Dulac meditó un momento. No sabía si regresar al castillo, donde a esas alturas Dagda estaría ya sanando las diversas heridas que Arturo y sus caballeros se provocaban cuando se ejercitaban con las armas. Pero el rey le había prohibido muy claramente aparecerse por allí en los dos próximos días, y no tenía ganas de probar hasta dónde llegaba su paciencia. De pronto, recordó que Dagda había emprendido el camino de la posada. Con un poco de suerte todavía podría encontrarlo y les daría tiempo a conversar de regreso al castillo.
Se puso rápidamente en camino. La ciudad despertaba a su alrededor cuando llegó, las calles estaban llenas de gente enfrascadas en su trabajo.
La posada todavía estaba en silencio. No había ninguna luz encendida, pero se oían ruidos que provenían de la cocina y, cuando fue hacia allí, se chocó con Tander, todavía muy dormido y del mismo humor de siempre: detestable.

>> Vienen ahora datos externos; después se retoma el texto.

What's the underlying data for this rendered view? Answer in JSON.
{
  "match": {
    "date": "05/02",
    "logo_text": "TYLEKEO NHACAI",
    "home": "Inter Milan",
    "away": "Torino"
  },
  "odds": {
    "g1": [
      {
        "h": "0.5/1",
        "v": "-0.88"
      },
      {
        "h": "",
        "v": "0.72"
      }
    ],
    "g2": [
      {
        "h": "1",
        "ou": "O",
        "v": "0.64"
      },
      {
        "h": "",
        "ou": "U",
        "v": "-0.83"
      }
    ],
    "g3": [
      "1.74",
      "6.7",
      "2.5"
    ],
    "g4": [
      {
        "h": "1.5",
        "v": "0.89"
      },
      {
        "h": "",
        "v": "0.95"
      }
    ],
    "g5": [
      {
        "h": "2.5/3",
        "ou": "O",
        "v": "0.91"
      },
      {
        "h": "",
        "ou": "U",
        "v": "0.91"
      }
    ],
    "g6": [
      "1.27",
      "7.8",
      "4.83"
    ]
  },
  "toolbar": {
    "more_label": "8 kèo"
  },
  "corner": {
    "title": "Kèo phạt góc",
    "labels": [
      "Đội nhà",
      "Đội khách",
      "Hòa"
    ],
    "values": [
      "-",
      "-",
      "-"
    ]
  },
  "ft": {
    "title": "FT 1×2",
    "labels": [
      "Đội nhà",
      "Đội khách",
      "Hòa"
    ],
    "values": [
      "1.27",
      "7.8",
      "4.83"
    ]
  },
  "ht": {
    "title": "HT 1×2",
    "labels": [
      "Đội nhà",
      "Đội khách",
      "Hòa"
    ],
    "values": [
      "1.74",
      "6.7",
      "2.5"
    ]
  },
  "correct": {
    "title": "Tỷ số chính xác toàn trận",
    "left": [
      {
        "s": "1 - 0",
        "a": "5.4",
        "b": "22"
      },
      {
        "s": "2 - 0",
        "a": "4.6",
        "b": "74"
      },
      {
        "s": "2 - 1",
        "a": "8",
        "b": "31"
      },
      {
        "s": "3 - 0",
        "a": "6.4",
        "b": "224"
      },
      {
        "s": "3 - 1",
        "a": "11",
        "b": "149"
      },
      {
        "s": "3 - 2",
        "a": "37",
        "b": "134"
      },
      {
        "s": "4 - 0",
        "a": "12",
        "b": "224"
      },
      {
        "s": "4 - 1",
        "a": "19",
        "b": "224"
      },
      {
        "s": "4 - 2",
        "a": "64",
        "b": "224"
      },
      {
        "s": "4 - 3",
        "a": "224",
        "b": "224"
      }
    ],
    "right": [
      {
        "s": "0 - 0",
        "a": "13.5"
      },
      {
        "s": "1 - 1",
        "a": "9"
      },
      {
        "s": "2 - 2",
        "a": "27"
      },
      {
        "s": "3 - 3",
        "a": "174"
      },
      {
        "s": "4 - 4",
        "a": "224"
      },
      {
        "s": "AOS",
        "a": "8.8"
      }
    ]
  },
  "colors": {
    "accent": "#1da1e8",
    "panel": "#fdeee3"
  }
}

– ¿Qué haces aquí, holgazán? -le espetó antes de que Dulac dijera una sola palabra-. Hace horas que tendrías que estar en el castillo, trabajando.
– El… el rey me ha mandado -improvisó el joven- para buscar a Dagda.
– Ha estado aquí -gruñó Tander-. Pero llegas tarde.
– ¿Se ha marchado ya?
– Sólo ha estado un momento -dijo Tander contrariado-. Ha hablado con Uther y su esposa.
– ¿Has oído lo que han dicho? -preguntó Dulac.
Tander entrecerró los ojos.
– ¿A ti qué te importa? ¿Estás acusándome de espiar a mis huéspedes?
No, no quería acusarle. Simplemente sabía que era así.